As Greece teetered closer to the precipice of government default, investors appeared to come to the conclusion on Monday that although the troubled country probably will receive help from Europe and avoid a sudden default, it will be forced to restructure its debt soon.
As the cost of insuring Greek debt continued to skyrocket on Monday, the euro wavered; U.S. markets modestly rose; and European markets modestly fell. As traders weighed the news of Europe's ultimatum to Greece to slash its budget by July 3 or risk defaulting -- just as Greece's political leadership faces a vote of no confidence tomorrow -- the markets ultimately wagered that even though Greece probably will not be able to pay back its investors in full, it probably will be able to avoid a sudden default that would pose an existential threat to the European Union.
"They [European leaders] do not want this grand experiment -- bringing together Europe into a single common market and single currency -- they do not want that to fail," said Nariman Behravesh, chief economist at IHS Global Insight. "That is the thing they are all trying to avoid, and they will."
"It's amazing how impending crisis can focus minds," Behravesh added. "There are ways out. It does not have to end in a meltdown. It doesn't. Europe is a rich region; they've got the money. The issue is the political part."
Mark Vitner, a senior economist at Wells Fargo, called the situation a game of chicken between the Greeks and the large European banks holding Greek debt. "It will come to whatever the ultimate deadline is; it always seems to," he said.
Some economists expressed less confidence in Greece's ability to pull itself away from the brink of default, which could threaten the American economic recovery.
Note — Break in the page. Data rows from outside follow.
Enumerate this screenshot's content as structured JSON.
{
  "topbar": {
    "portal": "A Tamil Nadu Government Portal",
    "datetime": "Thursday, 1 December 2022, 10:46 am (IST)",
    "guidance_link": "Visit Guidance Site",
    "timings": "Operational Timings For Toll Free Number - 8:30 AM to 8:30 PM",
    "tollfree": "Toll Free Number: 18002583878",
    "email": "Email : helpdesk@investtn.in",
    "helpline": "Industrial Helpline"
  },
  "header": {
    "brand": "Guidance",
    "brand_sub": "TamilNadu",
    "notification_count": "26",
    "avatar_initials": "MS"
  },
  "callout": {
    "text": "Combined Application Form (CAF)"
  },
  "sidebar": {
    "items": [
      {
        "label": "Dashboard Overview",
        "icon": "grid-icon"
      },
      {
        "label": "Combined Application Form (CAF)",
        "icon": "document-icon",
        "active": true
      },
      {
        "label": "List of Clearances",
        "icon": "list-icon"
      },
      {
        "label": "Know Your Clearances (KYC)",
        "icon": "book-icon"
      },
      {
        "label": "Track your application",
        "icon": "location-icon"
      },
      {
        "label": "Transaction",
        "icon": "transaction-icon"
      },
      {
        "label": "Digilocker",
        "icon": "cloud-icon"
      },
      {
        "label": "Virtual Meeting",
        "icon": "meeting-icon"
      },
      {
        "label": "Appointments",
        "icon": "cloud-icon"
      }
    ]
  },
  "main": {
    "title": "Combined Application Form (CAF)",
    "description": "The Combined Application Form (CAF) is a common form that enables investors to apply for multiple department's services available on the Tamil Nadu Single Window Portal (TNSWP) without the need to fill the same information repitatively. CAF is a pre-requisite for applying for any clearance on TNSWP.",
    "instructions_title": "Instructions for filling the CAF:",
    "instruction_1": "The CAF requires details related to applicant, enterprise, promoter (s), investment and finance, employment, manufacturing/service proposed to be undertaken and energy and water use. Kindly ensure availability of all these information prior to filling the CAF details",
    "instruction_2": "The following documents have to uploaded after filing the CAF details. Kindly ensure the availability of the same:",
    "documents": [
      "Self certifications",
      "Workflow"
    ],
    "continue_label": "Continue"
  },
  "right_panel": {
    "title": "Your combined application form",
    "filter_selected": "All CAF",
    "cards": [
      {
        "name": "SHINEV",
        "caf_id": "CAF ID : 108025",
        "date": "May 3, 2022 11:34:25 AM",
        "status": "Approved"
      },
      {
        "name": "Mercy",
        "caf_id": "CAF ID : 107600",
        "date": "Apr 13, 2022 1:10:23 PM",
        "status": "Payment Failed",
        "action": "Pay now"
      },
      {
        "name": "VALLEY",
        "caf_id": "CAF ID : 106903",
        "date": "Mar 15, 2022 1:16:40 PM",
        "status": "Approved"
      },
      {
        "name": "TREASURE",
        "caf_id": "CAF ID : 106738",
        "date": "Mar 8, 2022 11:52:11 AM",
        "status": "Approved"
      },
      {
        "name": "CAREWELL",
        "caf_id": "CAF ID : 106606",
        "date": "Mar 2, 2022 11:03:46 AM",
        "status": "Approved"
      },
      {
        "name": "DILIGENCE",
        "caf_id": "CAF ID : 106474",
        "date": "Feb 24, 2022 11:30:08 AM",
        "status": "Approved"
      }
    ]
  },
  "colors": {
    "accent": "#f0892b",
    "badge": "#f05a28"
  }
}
Jay Bryson, a global economist at Wells Fargo, said that there is a "50/50" chance that Greece will pass its required austerity measures and restructure its debt in a less damaging way. If the country does not implement sufficient budget cuts, it will be forced to default within the next couple of months.
Bryson said that it makes sense for European leaders to force the issue now. "If these guys [Greek leaders] really truly are insolvent, you're probably better off restructuring the debt at this point than giving them even more money," he said.
Gary Burtless, an economist at the Brookings Institution, pointed to the very high cost of insuring Greek debt as a sign that investors fear that the government will not be able to pay its obligations back in full. "There's a very widespread fear in the market that these bonds are not going to be repaid on time and at the interest rate that is stated on the face of the bonds," Burtless said.
Scott MacDonald, head of research at Aladdin Capital LLC, said: "The market expects there to be a huge discount to Greek paper": an expectation that could become a self-fulfilling prophecy.
"You reach a stage where it becomes very, very difficult to climb back off the ledge, and I don't know if we can climb back off the ledge here," MacDonald said. "It depends on how they default."